Pawthereum (ticker: PAWTH) is a decentralized, animal welfare–focused cryptocurrency created in October 2021, running on the Ethereum network. A percentage of every transaction goes to a charity wallet, and an additional percentage goes back to token holders in the form of reflections.

History 
The Pawthereum Foundation (also known as Stichting Pawthereum) was formed in the Netherlands. Pawthereum is a fork of another meme coin, GRUMPY, based on Grumpy Cat. In March 2021, the Grumpy Cat Coin project donated $70,000 in crypto funds to Sterling Animal Shelter. GRUMPY was converted into Pawthereum after a lawsuit by the owners of Grumpy Cat.

Notable donations 
Notable donations include 26 ETH, valued at around $120,000 at the time, to Edinburgh Dog and Cat Home. Another was $50,000 to Four Paws USA, done as a matching donation on Giving Tuesday (November 30, 2021). The project made a donation valued at $50,000 to Catherine Violet Hubbard Animal Sanctuary.

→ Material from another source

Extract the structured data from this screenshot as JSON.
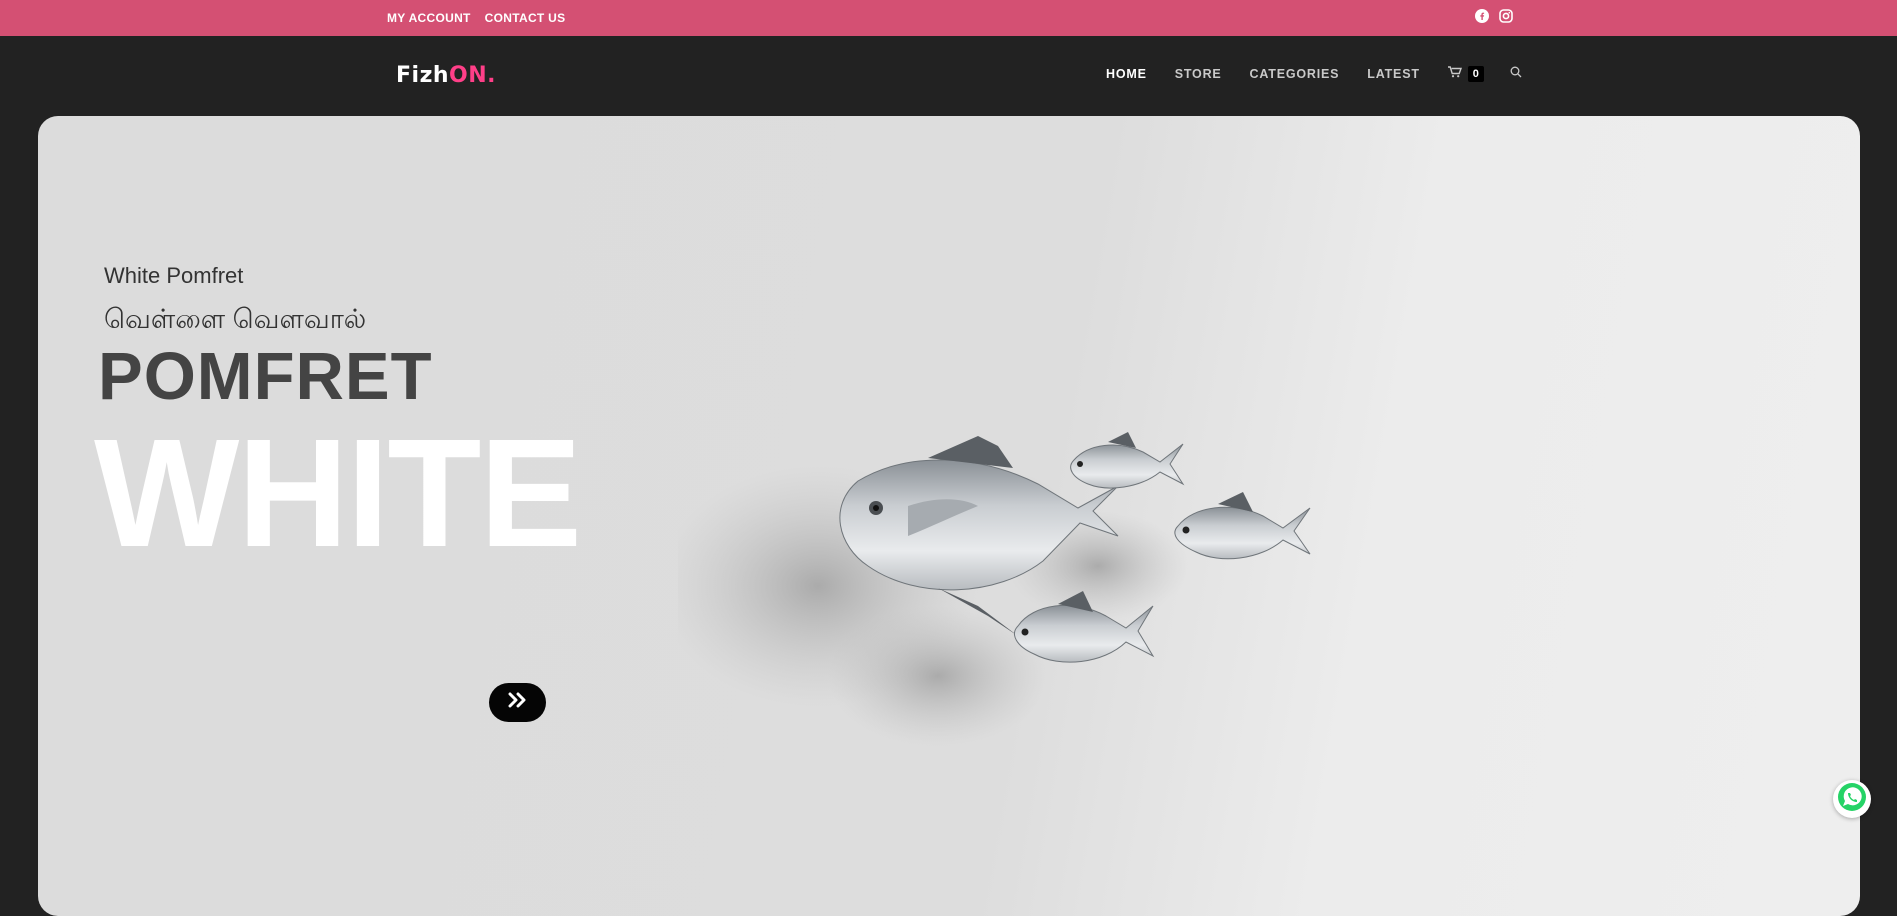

As of July 2022, Pawthereum and its partners have raised $576,200 for animal welfare–focused charities, with $478,700 being donated directly by the Pawthereum team.

Endorsement by Kevin O'Leary 
Canadian businessman and entrepreneur Kevin O'Leary has repeatedly endorsed the project, praising Pawtherem's utility for charitable giving that goes beyond simply being a meme coin.